WASHINGTON (AP)—Issued 150 years ago this week, President Abraham Lincoln’s initial proclamation that he would free the South’s slaves is enjoying a public showcase to match its increased profile among scholars.

Lincoln released his lesser-known preliminary Emancipation Proclamation on Sept. 22, 1862—100 days before the final version. The first of the two documents has gained importance among historians as a turning point in the Civil War because of a change in thinking over the past 50 years.

Slavery and its abolition were once treated by historians as minor parts of the story behind the Civil War, but that began to change after the Civil Rights movement of the 1960s, said historian Edward Ayers, president of the University of Richmond. Since then, the steps that led to emancipation have been recognized for their importance—with the Sept. 22 proclamation being a prime example.

“All our thinking about this has undergone remarkable recasting over the last 50 years,” Ayers said. “People begin now with slavery as the fundamental fact and emancipation and less with union as being the sole focus of attention.”

Commemorations began Sept. 17 with a forum moderated by Ayers at the Smithsonian Institution discussed the steps leading to emancipation. The discussion was broadcast to 100 schools, museums and libraries. The National Endowment for the Humanities also organized readings at the Lincoln Memorial.

The official government copy from the National Archives will be shown beginning Sept. 22 in New York City at the Schomburg Center for Research in Black Culture.

The preliminary proclamation served as a warning that if the Confederacy did not end its “rebellion” against the United States and voluntarily abolish slavery, then Lincoln would order the slaves freed on the first day of 1863. Lincoln believed it was a way to use his military powers to push to end slavery.

Lincoln drafted the preliminary proclamation over the summer of 1862 but held off on releasing it because of Union defeats. He felt there was enough of a victory when Confederate forces turned back after the Battle of Antietam in late August that he went ahead.

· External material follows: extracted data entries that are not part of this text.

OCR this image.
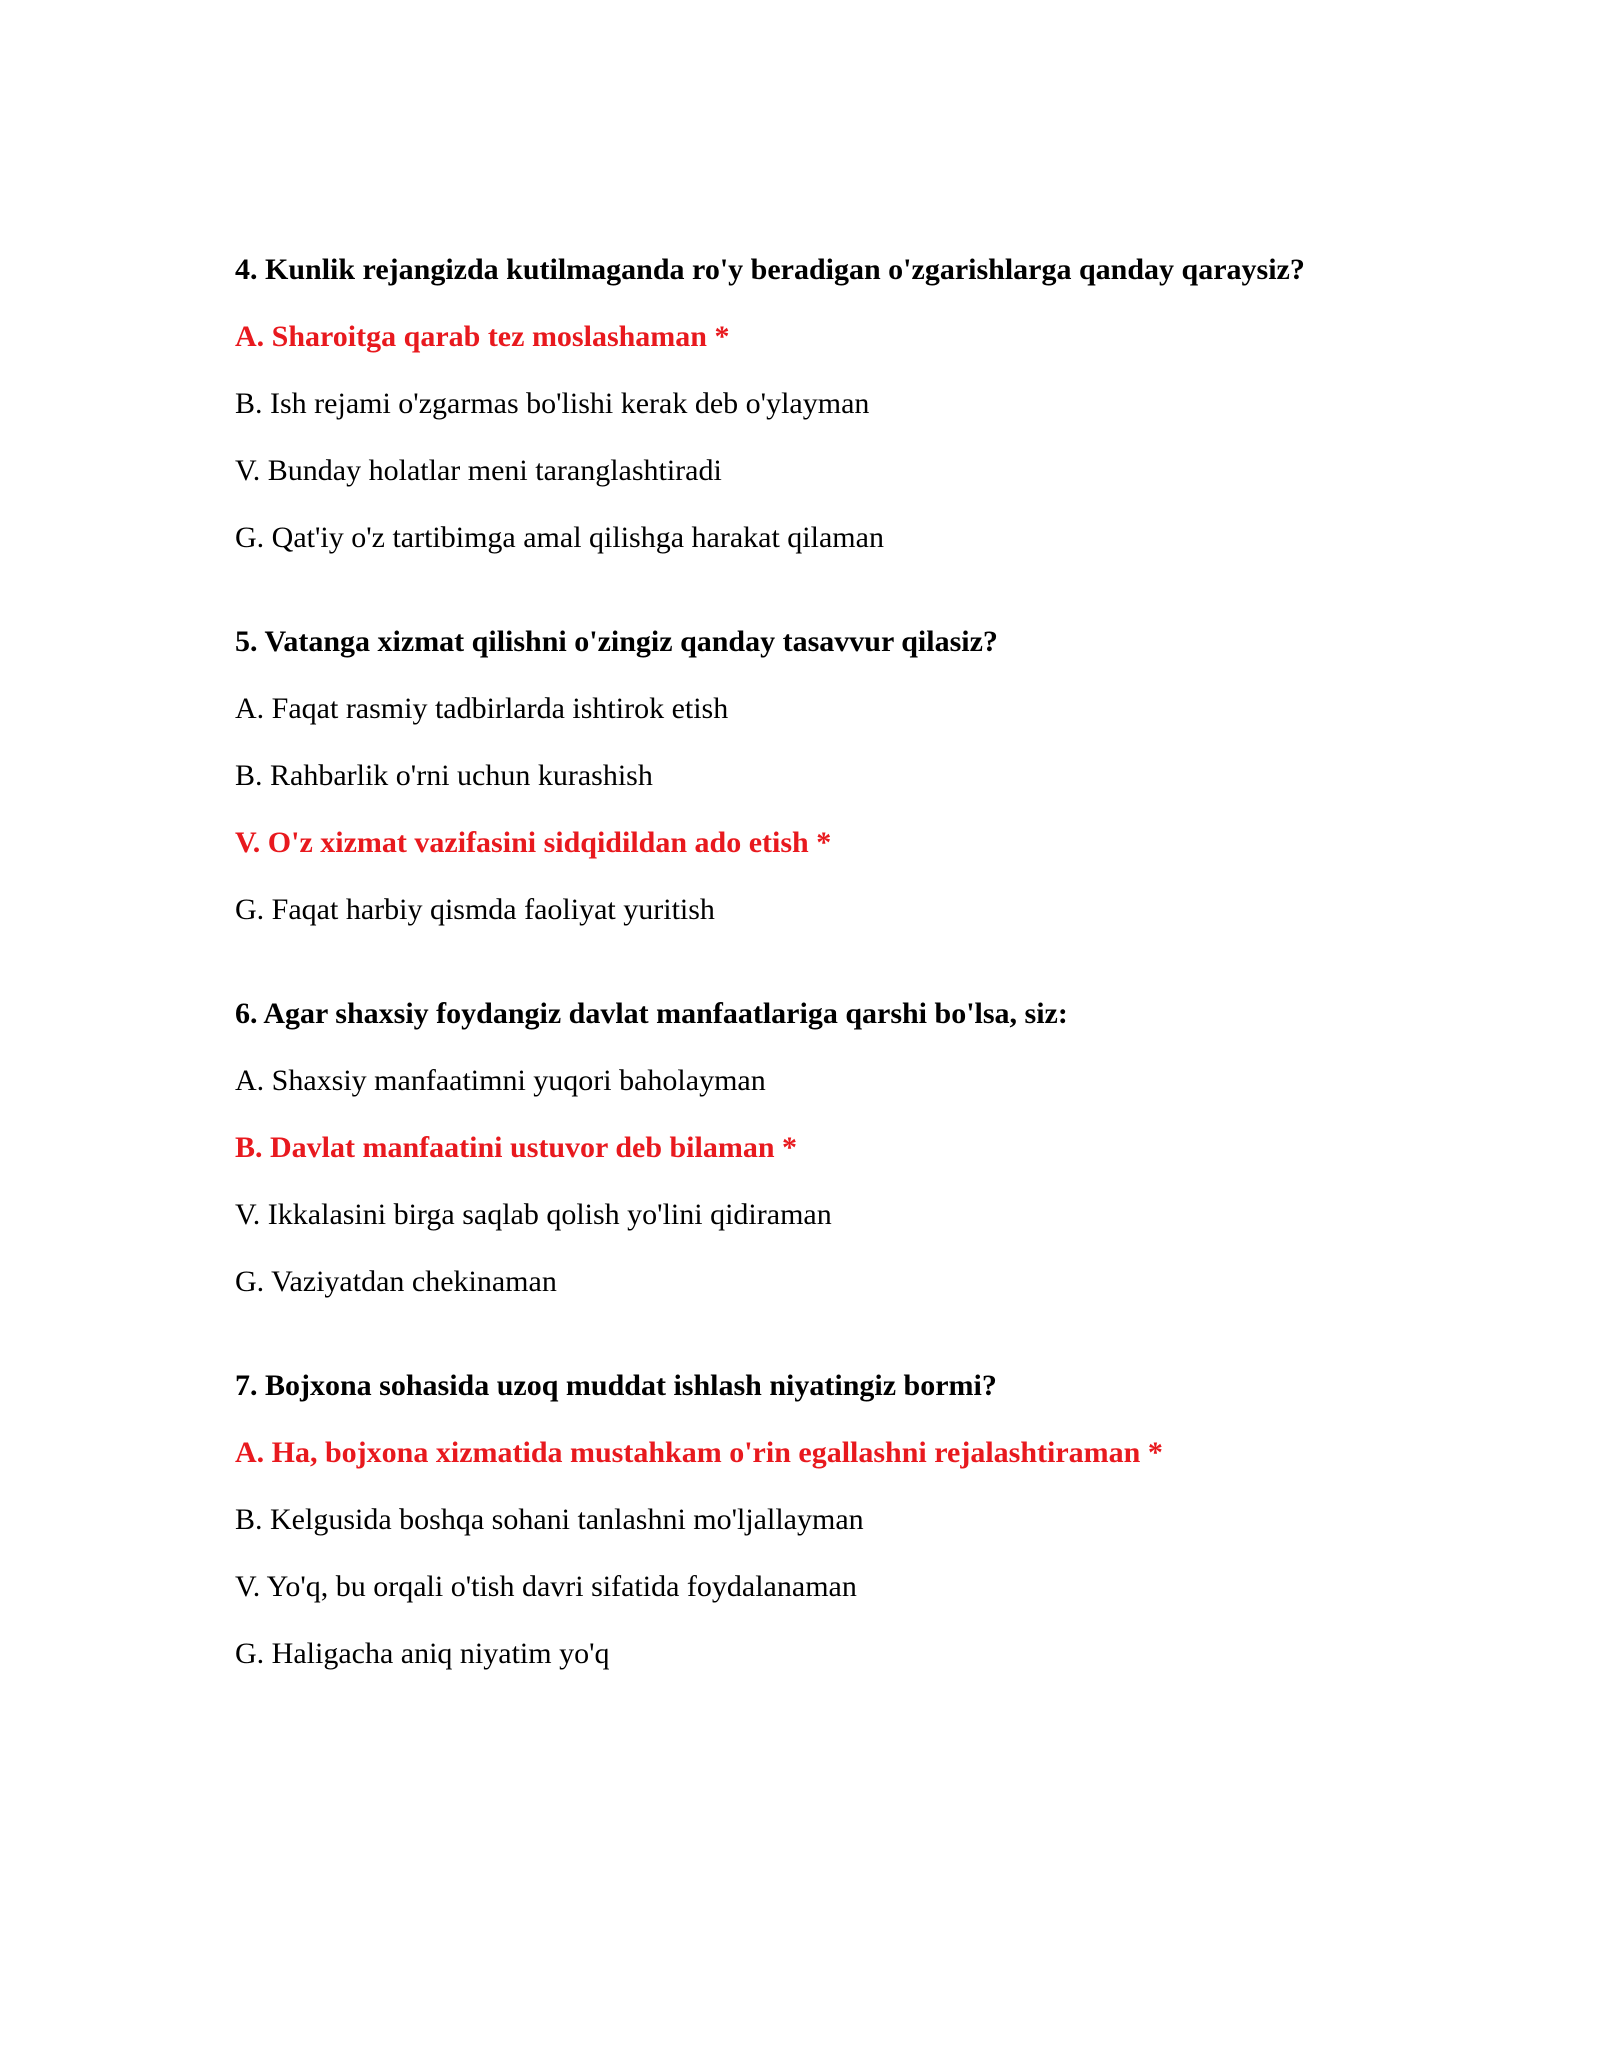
4. Kunlik rejangizda kutilmaganda ro'y beradigan o'zgarishlarga qanday qaraysiz?
A. Sharoitga qarab tez moslashaman *
B. Ish rejami o'zgarmas bo'lishi kerak deb o'ylayman
V. Bunday holatlar meni taranglashtiradi
G. Qat'iy o'z tartibimga amal qilishga harakat qilaman
5. Vatanga xizmat qilishni o'zingiz qanday tasavvur qilasiz?
A. Faqat rasmiy tadbirlarda ishtirok etish
B. Rahbarlik o'rni uchun kurashish
V. O'z xizmat vazifasini sidqidildan ado etish *
G. Faqat harbiy qismda faoliyat yuritish
6. Agar shaxsiy foydangiz davlat manfaatlariga qarshi bo'lsa, siz:
A. Shaxsiy manfaatimni yuqori baholayman
B. Davlat manfaatini ustuvor deb bilaman *
V. Ikkalasini birga saqlab qolish yo'lini qidiraman
G. Vaziyatdan chekinaman
7. Bojxona sohasida uzoq muddat ishlash niyatingiz bormi?
A. Ha, bojxona xizmatida mustahkam o'rin egallashni rejalashtiraman *
B. Kelgusida boshqa sohani tanlashni mo'ljallayman
V. Yo'q, bu orqali o'tish davri sifatida foydalanaman
G. Haligacha aniq niyatim yo'q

There was once skepticism among historians about Lincoln’s deliberate approach. For example, neither version of the proclamation covered five slave-holding Union border states that were freed in separate federal actions. But Ayers says most scholars now view Lincoln as shrewd.

“What we used to see in some ways as a kind of political calculation, we now recognize as a necessary political ability to get things done,” Ayers said.

Slaves also had decided by the time Lincoln was drafting his proclamation in the summer of 1862 that they had a role to play in the war, said historian Thavolia Glymph of Duke University. They were flocking to Union soldiers to declare allegiance with the North.

“The preliminary Emancipation Proclamation essentially confirms, affirms what the slaves have been saying all along—that you can’t win it without us,” Glymph said. “Lincoln agrees.”

Even before the preliminary emancipation, Lincoln floated several ideas about how to end slavery. In 1861, he put out a plan for Delaware and other border states that would pay people to free slaves they owned, though it was never enacted. He also was studying ideas about encouraging slaves to return to Africa or Central America to separate the races, historian Eric Foner of Columbia University said.

His declaration that slaves would be freed was a turning point in a long process, Foner said.

“No one person or one moment is responsible for the end of slavery,” he said.

The government issued miniature copies of the preliminary emancipation that were distributed widely to soldiers in the field. Some survive and have been traded by collectors.

The official U.S. copy with Lincoln’s signature was a paper booklet held together with a ribbon. It’s in relatively good condition at the National Archives but is rarely shown. It has been handled less than the final proclamation, which has endured long-term exhibition and exposure to light in the past, said Catherine Nicholson, an archives conservator.

In recent years, researchers visiting the National Archives have become increasingly interested in seeing records related to emancipation, from the federal government’s Freedman’s Bureau and pension records for U.S. Colored Troops, said archivist Reginald Washington.

Views on the history and impact of emancipation continue to evolve, Ayers said, while at the same time many people still separate Black history and White history.

“What historians have shown us over the past 50 years is that these are all part of the same history,” Ayers said. “Listening to just one of those stories is like listening to half a conversation. You can’t understand what was going on.”